Please don't apologize for your metaphors. You are a great, great writer.

Erin said...

I am reading this crazy monograph from 1918 (The Psychology of Clothing, by George Van Ness Dearborn; sometimes it is a bad, bad thing that I have a library card) and came across this passage that I thought you would enjoy:

As example of one of these basal voluntary inhibitions closely related to the emotional tone-balance consider the checking of muscular movements when listening to real music. By real music is meant music with a wellmarked rhythmic beat.

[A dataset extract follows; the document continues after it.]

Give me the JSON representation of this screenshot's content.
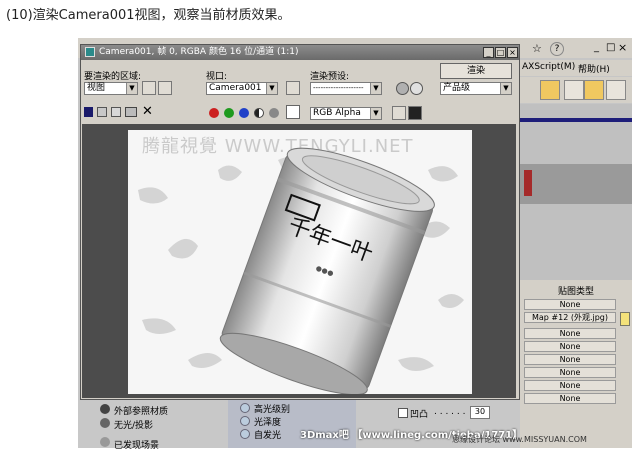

If one attend many orchestral concerts, even where the music performed is of the very "highest class" and the audience the most "cultured" group of society, it cannot fail to be noted that the spontaneous, that is real, enjoyement is greatest from the music with strongly marked rhythm, and least, with a forced fashionable applause if any, at the artificial concoctions which ramble instead of march. At a recent concert, for example Beethoven's symphony in F Major (Eighth) was in contrast, after an intermission, with Stravinsky's impressionistic and unrhythmic "Feuerwerk," vastly to the hurt of the latter, bad as it is. Some of the modern music forgets or ignores this neuromuscular basis of musical emotion and offers concatenations of harmony when the truly appreciative listener craves only what his inevitable organism demands to satisfy it--sympathetic and synchronous activity. Thus music or that which pretends to be music now and then strives to express ideas when its sole language properly is feeling or feeling with a tinge of will.
True music then, we are asure, has a well defined rhythmic beat and is met in the naïve and natural individual at whatever age by voluntary muscular movements of the feet, head, or hands; within oftentimes are corresponding but ill-defined contractions of the vegetative organism.

The whole book is pretty much like this. Not enough about clothes at all; his main thesis seems to be Don't Wear Your Clothes Too Tight (Unless You Are a Prostitute).

R J Keefe said...

The Groves of Academe is great fun. And on the way to Bard, no less.